Elle s’effondra comme une loque sur le Troll. Je me penchai et la pris dans mes bras. Surpris par son poids, je titubai un moment sur mes sabots avant de retrouver mon équilibre. Je la chargeai sur l’âne, qui me lança un regard de reproche.
- Et ben quoi ? Si t’es pas content je te laisse là avec tes poivrons séchés ! lui assénai-je d’un ton exaspéré.
Il baissa la tête et soupira tristement.
- Désolé, je voulais pas dire ça. C’est que c’est dur pour moi, tu vois… tout ça… enfin, quoi… tout ça, tu vois… C’est que, tu vois, tout ça, c’est dur pour moi ! Tu vois, quoi ?

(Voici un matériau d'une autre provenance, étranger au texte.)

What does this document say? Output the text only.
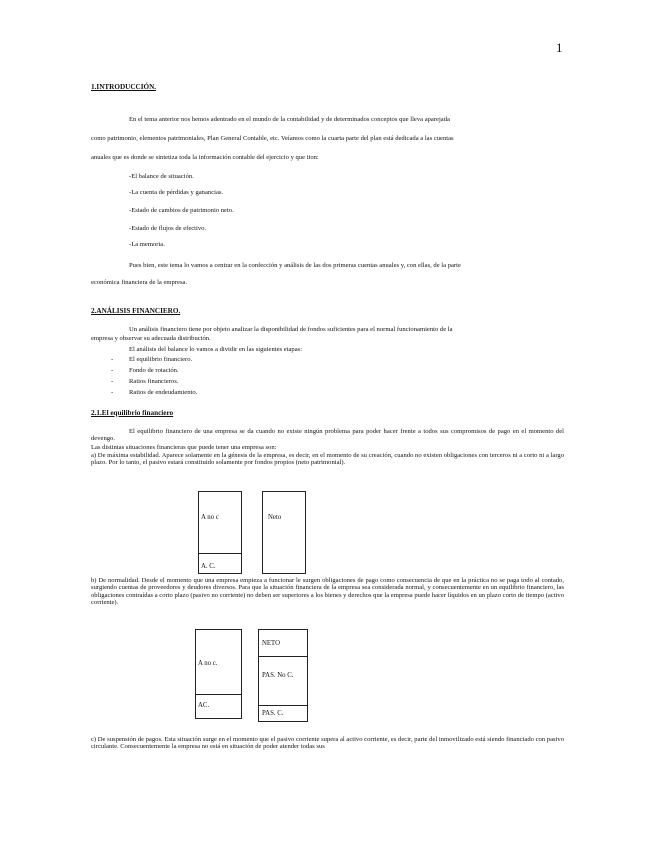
1
1.INTRODUCCIÓN.
En el tema anterior nos hemos adentrado en el mundo de la contabilidad y de determinados conceptos que lleva aparejada
como patrimonio, elementos patrimoniales, Plan General Contable, etc. Veíamos como la cuarta parte del plan está dedicada a las cuentas
anuales que es donde se sintetiza toda la información contable del ejercicio y que tion:
-El balance de situación.
-La cuenta de pérdidas y ganancias.
-Estado de cambios de patrimonio neto.
-Estado de flujos de efectivo.
-La memoria.
Pues bien, este tema lo vamos a centrar en la confección y análisis de las dos primeras cuentas anuales y, con ellas, de la parte
económica financiera de la empresa.
2.ANÁLISIS FINANCIERO.
Un análisis financiero tiene por objeto analizar la disponibilidad de fondos suficientes para el normal funcionamiento de la
empresa y observar su adecuada distribución.
El análisis del balance lo vamos a dividir en las siguientes etapas:
- El equilibrio financiero.
- Fondo de rotación.
- Ratios financieros.
- Ratios de endeudamiento.
2.1.El equilibrio financiero
El equilibrio financiero de una empresa se da cuando no existe ningún problema para poder hacer frente a todos sus compromisos de pago en el momento del devengo.
Las distintas situaciones financieras que puede tener una empresa son:
a) De máxima estabilidad. Aparece solamente en la génesis de la empresa, es decir, en el momento de su creación, cuando no existen obligaciones con terceros ni a corto ni a largo plazo. Por lo tanto, el pasivo estará constituido solamente por fondos propios (neto patrimonial).
A no c
A. C.
Neto
b) De normalidad. Desde el momento que una empresa empieza a funcionar le surgen obligaciones de pago como consecuencia de que en la práctica no se paga todo al contado, surgiendo cuentas de proveedores y deudores diversos. Para que la situación financiera de la empresa sea considerada normal, y consecuentemente en un equilibrio financiero, las obligaciones contraídas a corto plazo (pasivo no corriente) no deben ser superiores a los bienes y derechos que la empresa puede hacer líquidos en un plazo corto de tiempo (activo corriente).
A no c.
AC.
NETO
PAS. No C.
PAS. C.
c) De suspensión de pagos. Esta situación surge en el momento que el pasivo corriente supera al activo corriente, es decir, parte del inmovilizado está siendo financiado con pasivo circulante. Consecuentemente la empresa no está en situación de poder atender todas sus
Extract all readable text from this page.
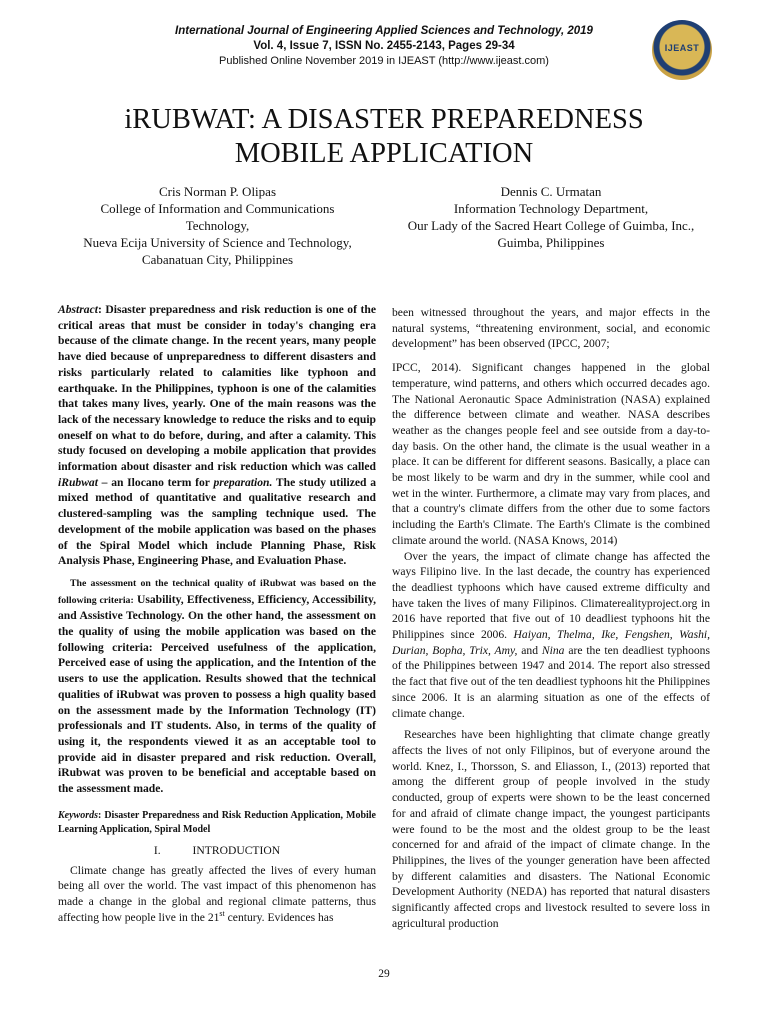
International Journal of Engineering Applied Sciences and Technology, 2019
Vol. 4, Issue 7, ISSN No. 2455-2143, Pages 29-34
Published Online November 2019 in IJEAST (http://www.ijeast.com)
IJEAST
iRUBWAT: A DISASTER PREPAREDNESS
MOBILE APPLICATION
Cris Norman P. Olipas
College of Information and Communications
Technology,
Nueva Ecija University of Science and Technology,
Cabanatuan City, Philippines
Dennis C. Urmatan
Information Technology Department,
Our Lady of the Sacred Heart College of Guimba, Inc.,
Guimba, Philippines

Abstract: Disaster preparedness and risk reduction is one of the critical areas that must be consider in today's changing era because of the climate change. In the recent years, many people have died because of unpreparedness to different disasters and risks particularly related to calamities like typhoon and earthquake. In the Philippines, typhoon is one of the calamities that takes many lives, yearly. One of the main reasons was the lack of the necessary knowledge to reduce the risks and to equip oneself on what to do before, during, and after a calamity. This study focused on developing a mobile application that provides information about disaster and risk reduction which was called iRubwat – an Ilocano term for preparation. The study utilized a mixed method of quantitative and qualitative research and clustered-sampling was the sampling technique used. The development of the mobile application was based on the phases of the Spiral Model which include Planning Phase, Risk Analysis Phase, Engineering Phase, and Evaluation Phase.

The assessment on the technical quality of iRubwat was based on the following criteria: Usability, Effectiveness, Efficiency, Accessibility, and Assistive Technology. On the other hand, the assessment on the quality of using the mobile application was based on the following criteria: Perceived usefulness of the application, Perceived ease of using the application, and the Intention of the users to use the application. Results showed that the technical qualities of iRubwat was proven to possess a high quality based on the assessment made by the Information Technology (IT) professionals and IT students. Also, in terms of the quality of using it, the respondents viewed it as an acceptable tool to provide aid in disaster prepared and risk reduction. Overall, iRubwat was proven to be beneficial and acceptable based on the assessment made.

Keywords: Disaster Preparedness and Risk Reduction Application, Mobile Learning Application, Spiral Model

I.	INTRODUCTION

Climate change has greatly affected the lives of every human being all over the world. The vast impact of this phenomenon has made a change in the global and regional climate patterns, thus affecting how people live in the 21st century. Evidences has

been witnessed throughout the years, and major effects in the natural systems, “threatening environment, social, and economic development” has been observed (IPCC, 2007;

IPCC, 2014). Significant changes happened in the global temperature, wind patterns, and others which occurred decades ago. The National Aeronautic Space Administration (NASA) explained the difference between climate and weather. NASA describes weather as the changes people feel and see outside from a day-to-day basis. On the other hand, the climate is the usual weather in a place. It can be different for different seasons. Basically, a place can be most likely to be warm and dry in the summer, while cool and wet in the winter. Furthermore, a climate may vary from places, and that a country's climate differs from the other due to some factors including the Earth's Climate. The Earth's Climate is the combined climate around the world. (NASA Knows, 2014)

Over the years, the impact of climate change has affected the ways Filipino live. In the last decade, the country has experienced the deadliest typhoons which have caused extreme difficulty and have taken the lives of many Filipinos. Climaterealityproject.org in 2016 have reported that five out of 10 deadliest typhoons hit the Philippines since 2006. Haiyan, Thelma, Ike, Fengshen, Washi, Durian, Bopha, Trix, Amy, and Nina are the ten deadliest typhoons of the Philippines between 1947 and 2014. The report also stressed the fact that five out of the ten deadliest typhoons hit the Philippines since 2006. It is an alarming situation as one of the effects of climate change.

Researches have been highlighting that climate change greatly affects the lives of not only Filipinos, but of everyone around the world. Knez, I., Thorsson, S. and Eliasson, I., (2013) reported that among the different group of people involved in the study conducted, group of experts were shown to be the least concerned for and afraid of climate change impact, the youngest participants were found to be the most and the oldest group to be the least concerned for and afraid of the impact of climate change. In the Philippines, the lives of the younger generation have been affected by different calamities and disasters. The National Economic Development Authority (NEDA) has reported that natural disasters significantly affected crops and livestock resulted to severe loss in agricultural production

29
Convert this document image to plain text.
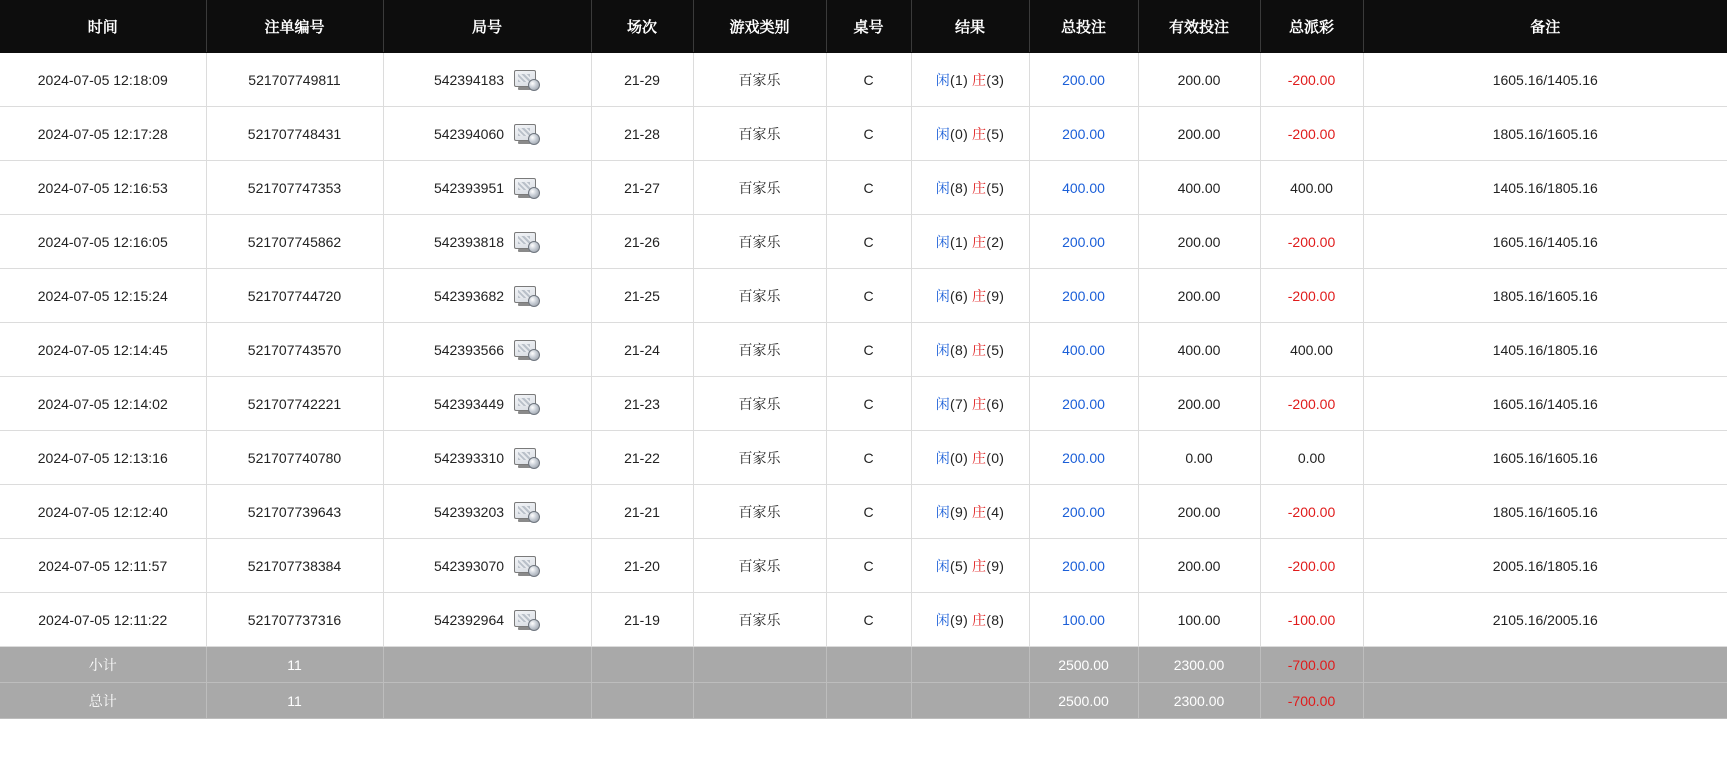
时间	注单编号	局号	场次	游戏类别	桌号	结果	总投注	有效投注	总派彩	备注
2024-07-05 12:18:09	521707749811	542394183	21-29	百家乐	C	闲(1) 庄(3)	200.00	200.00	-200.00	1605.16/1405.16
2024-07-05 12:17:28	521707748431	542394060	21-28	百家乐	C	闲(0) 庄(5)	200.00	200.00	-200.00	1805.16/1605.16
2024-07-05 12:16:53	521707747353	542393951	21-27	百家乐	C	闲(8) 庄(5)	400.00	400.00	400.00	1405.16/1805.16
2024-07-05 12:16:05	521707745862	542393818	21-26	百家乐	C	闲(1) 庄(2)	200.00	200.00	-200.00	1605.16/1405.16
2024-07-05 12:15:24	521707744720	542393682	21-25	百家乐	C	闲(6) 庄(9)	200.00	200.00	-200.00	1805.16/1605.16
2024-07-05 12:14:45	521707743570	542393566	21-24	百家乐	C	闲(8) 庄(5)	400.00	400.00	400.00	1405.16/1805.16
2024-07-05 12:14:02	521707742221	542393449	21-23	百家乐	C	闲(7) 庄(6)	200.00	200.00	-200.00	1605.16/1405.16
2024-07-05 12:13:16	521707740780	542393310	21-22	百家乐	C	闲(0) 庄(0)	200.00	0.00	0.00	1605.16/1605.16
2024-07-05 12:12:40	521707739643	542393203	21-21	百家乐	C	闲(9) 庄(4)	200.00	200.00	-200.00	1805.16/1605.16
2024-07-05 12:11:57	521707738384	542393070	21-20	百家乐	C	闲(5) 庄(9)	200.00	200.00	-200.00	2005.16/1805.16
2024-07-05 12:11:22	521707737316	542392964	21-19	百家乐	C	闲(9) 庄(8)	100.00	100.00	-100.00	2105.16/2005.16
小计	11						2500.00	2300.00	-700.00	
总计	11						2500.00	2300.00	-700.00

L’âne avait couché les oreilles et s’était mis à taper du sabot.
- Quoi, tu t’en fous ? Bon d’accord, je n’en parle plus. En tout cas, je voulais te dire que ça m’a fait du bien de me livrer comme ça à un ami. On repart ? Copains ?
Jisk se réveilla en sursaut.
- Copain ? Où ça ?
Je lui assénai une bonne gifle. Son regard perdit sa fixité. Elle gémit en se massant le crâne.
- Oh, ma tête ! Que m’est-il arrivé ?
- Je n’en sais rien, je n’étais pas là, affirmai-je.
- Ah bon, tant pis alors. Mais qu’est ce que je fais sur l’âne, moi ?
Elle sauta à terre et proposa d’un ton joyeux :
- On repart ?
- Allons-y !
Nous marchâmes toute la journée en direction du nord. Le chemin que nous suivions traversait un charmant petit bois quand l’âne pointa soudain les oreilles en avant et se mit à trotter. Il s’enfonça entre les arbres.
- Hé, attends-nous !
Nous nous lançâmes à sa poursuite. Habitué comme je l’étais à vivre en forêt, cette course dans un fouillis de ronces et de racines ne me posait pas de problème, mais c’en était tout autrement pour Jisk. Elle peinait à avancer et trébuchait sans cesse.
L’âne s’arrêta net et je faillis lui rentrer dedans. Je contemplais le paysage qui s’étalait sous mes yeux, éberlué, quand la jeune Humaine nous rejoignit.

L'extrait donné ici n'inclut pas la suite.